The Classroom Outdoors
Art classes often use the waterfront campus located on the St. Mary’s River and students enjoy working from the local landscape including the adjacent grounds of Historic St. Mary’s City.
Digital Resources
Digital Lab
In addition to its use as a classroom for Photo and Digital Arts, the lab is available for students to use outside of class time to work on their projects. Students have access to an assortment of equipment available for checkout, including video cameras, DSLR’s, and camera support systems; lights; audio recording equipment, and Wacom tablets.
DIL Lab
The Digital Imaging Lab (DIL) is used for media editing and large-format printing. It houses a 44-inch Epson printer, as well as two flatbed scanners, a high-end multi-format scanner, and four iMac computers loaded with the full Adobe Creative Suite.
Media Center
The Media Center, located on the 3rd floor of the library, is available for all SMCM with technical assistance available for student projects and assignments. The main teaching classroom seats 30, and has individual Mac stations, medium and large format flatbed scanners, HD projector and signal, sound system, turntable and cassette deck, DVD, VHS, whiteboard, staff whiteboard, and piano.

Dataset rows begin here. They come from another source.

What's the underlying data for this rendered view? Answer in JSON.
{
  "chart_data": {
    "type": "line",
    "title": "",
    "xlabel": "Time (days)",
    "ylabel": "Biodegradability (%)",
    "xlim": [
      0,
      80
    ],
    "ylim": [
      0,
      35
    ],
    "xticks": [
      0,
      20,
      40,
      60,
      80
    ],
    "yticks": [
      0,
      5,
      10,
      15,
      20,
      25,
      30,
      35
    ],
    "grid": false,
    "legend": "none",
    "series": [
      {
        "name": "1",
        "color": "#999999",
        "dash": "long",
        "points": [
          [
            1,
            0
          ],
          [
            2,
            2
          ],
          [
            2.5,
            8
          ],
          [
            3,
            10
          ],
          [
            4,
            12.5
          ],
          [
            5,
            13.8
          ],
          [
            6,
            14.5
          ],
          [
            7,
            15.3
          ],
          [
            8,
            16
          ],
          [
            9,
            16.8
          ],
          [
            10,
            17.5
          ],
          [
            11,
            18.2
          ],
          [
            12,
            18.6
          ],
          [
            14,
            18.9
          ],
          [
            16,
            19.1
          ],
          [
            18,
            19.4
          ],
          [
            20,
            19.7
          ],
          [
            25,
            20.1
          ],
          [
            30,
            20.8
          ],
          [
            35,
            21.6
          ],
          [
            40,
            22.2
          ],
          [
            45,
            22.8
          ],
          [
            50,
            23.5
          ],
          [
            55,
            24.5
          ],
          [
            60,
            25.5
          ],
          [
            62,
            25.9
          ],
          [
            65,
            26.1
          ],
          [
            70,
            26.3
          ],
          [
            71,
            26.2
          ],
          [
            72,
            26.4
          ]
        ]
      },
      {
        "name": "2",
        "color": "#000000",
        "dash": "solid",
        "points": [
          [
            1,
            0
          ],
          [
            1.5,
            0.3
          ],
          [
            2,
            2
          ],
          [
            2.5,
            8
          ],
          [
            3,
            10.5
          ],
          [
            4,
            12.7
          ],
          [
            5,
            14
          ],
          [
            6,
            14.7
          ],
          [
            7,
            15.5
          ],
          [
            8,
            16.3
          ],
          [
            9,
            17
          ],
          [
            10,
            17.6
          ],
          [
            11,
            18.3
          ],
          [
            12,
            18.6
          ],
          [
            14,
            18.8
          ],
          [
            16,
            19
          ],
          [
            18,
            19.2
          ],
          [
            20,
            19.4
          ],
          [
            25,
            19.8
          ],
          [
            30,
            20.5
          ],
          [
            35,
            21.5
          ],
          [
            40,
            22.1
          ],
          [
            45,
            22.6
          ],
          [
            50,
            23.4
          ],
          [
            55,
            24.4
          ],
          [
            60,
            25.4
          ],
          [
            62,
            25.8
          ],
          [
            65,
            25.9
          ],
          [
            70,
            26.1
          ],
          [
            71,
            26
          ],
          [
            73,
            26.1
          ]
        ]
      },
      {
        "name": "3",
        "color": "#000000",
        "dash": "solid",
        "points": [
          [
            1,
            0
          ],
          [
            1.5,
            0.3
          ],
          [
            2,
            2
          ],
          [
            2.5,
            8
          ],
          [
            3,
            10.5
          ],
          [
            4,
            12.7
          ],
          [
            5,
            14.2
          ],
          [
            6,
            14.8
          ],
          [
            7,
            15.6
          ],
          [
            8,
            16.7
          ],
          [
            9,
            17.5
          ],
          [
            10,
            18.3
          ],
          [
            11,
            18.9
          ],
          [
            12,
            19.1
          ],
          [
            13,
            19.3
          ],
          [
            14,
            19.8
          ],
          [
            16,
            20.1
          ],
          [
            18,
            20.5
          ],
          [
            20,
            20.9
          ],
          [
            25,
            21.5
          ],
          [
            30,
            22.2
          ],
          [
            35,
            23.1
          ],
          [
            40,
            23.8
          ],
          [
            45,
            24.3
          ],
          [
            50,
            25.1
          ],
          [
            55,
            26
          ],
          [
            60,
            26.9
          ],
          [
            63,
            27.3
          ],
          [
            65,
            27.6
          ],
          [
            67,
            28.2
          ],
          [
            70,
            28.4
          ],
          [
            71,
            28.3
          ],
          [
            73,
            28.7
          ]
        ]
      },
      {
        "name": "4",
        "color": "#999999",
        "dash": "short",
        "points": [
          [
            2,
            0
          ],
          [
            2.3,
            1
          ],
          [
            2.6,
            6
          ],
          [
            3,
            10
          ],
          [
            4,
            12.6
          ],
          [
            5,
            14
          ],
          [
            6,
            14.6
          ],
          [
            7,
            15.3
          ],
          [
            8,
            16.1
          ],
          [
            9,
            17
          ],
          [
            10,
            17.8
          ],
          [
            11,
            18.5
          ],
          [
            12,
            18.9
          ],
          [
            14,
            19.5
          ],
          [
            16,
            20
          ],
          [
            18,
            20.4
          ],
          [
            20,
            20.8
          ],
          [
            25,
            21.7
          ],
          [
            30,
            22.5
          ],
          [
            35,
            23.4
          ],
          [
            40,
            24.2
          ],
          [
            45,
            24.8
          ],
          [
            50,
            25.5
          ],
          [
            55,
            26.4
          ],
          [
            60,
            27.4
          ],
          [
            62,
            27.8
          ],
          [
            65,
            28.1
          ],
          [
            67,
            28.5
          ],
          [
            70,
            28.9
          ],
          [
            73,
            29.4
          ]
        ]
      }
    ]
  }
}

Three adjacent rooms include a digital editing lab, recording & photography studio, and audio engineering suite. Also available for all SMCM students is the Media Equipment Room which holds a wide variety of media equipment used for events or available for checkout.
Exhibition Spaces
Boyden Gallery
The Dwight Frederick Boyden Gallery at St. Mary’s College of Maryland significantly enhances the department’s programming, hosting a range of exhibitions featuring contemporary and historical art, as well as the annual All-Student Show and the art students’ St. Mary’s Project exhibitions. Boyden Gallery also offers a variety of visiting artist talks, scholarly lectures, and workshops, as well as exhibitions and curatorial projects by art students, alumni and faculty. The gallery has a 40-foot x 40-foot ‘white box’ floor plan with wood floors and track lighting.
HallWalls
In the heart of the Art Department, HallWalls serves as a temporary exhibition space for student work from classes, departmental award shows, and student-organized pop up exhibitions.
Artist House Residencies for visiting artists, scholars and curators
Each academic year, the Department of Art and Art History invites visiting artists, scholars and curators for residencies at the Artist House, which is located in a bucolic spot at the campus edge. The program’s mission is to provide support for fellows with both emerging and established careers by offering them the time and space to create new work, and to develop programming in which artists-in-residence share their work with the campus and local communities. An important part of the program is to support SMCM alumni who return as Artist House Resident Fellows to share their post-graduation experiences with current students. In fall semesters, in partnership with Maryland Institute College of Art, a recent MFA graduate is selected to be the SMCM-MICA Artist House Teaching Fellow with the award of a full-semester residency during which time the fellow also teaches one class for the department. While in residence, fellows give lectures, visit and teach classes, present workshops, show their work in process in open studios, and at the same time have the opportunity to work on a new creative or scholarly project.
Art History classroom
Centrally located in Montgomery Hall, the art history classroom is used for class discussions and lectures, and is equipped with a high-quality projector for instruction and student presentations.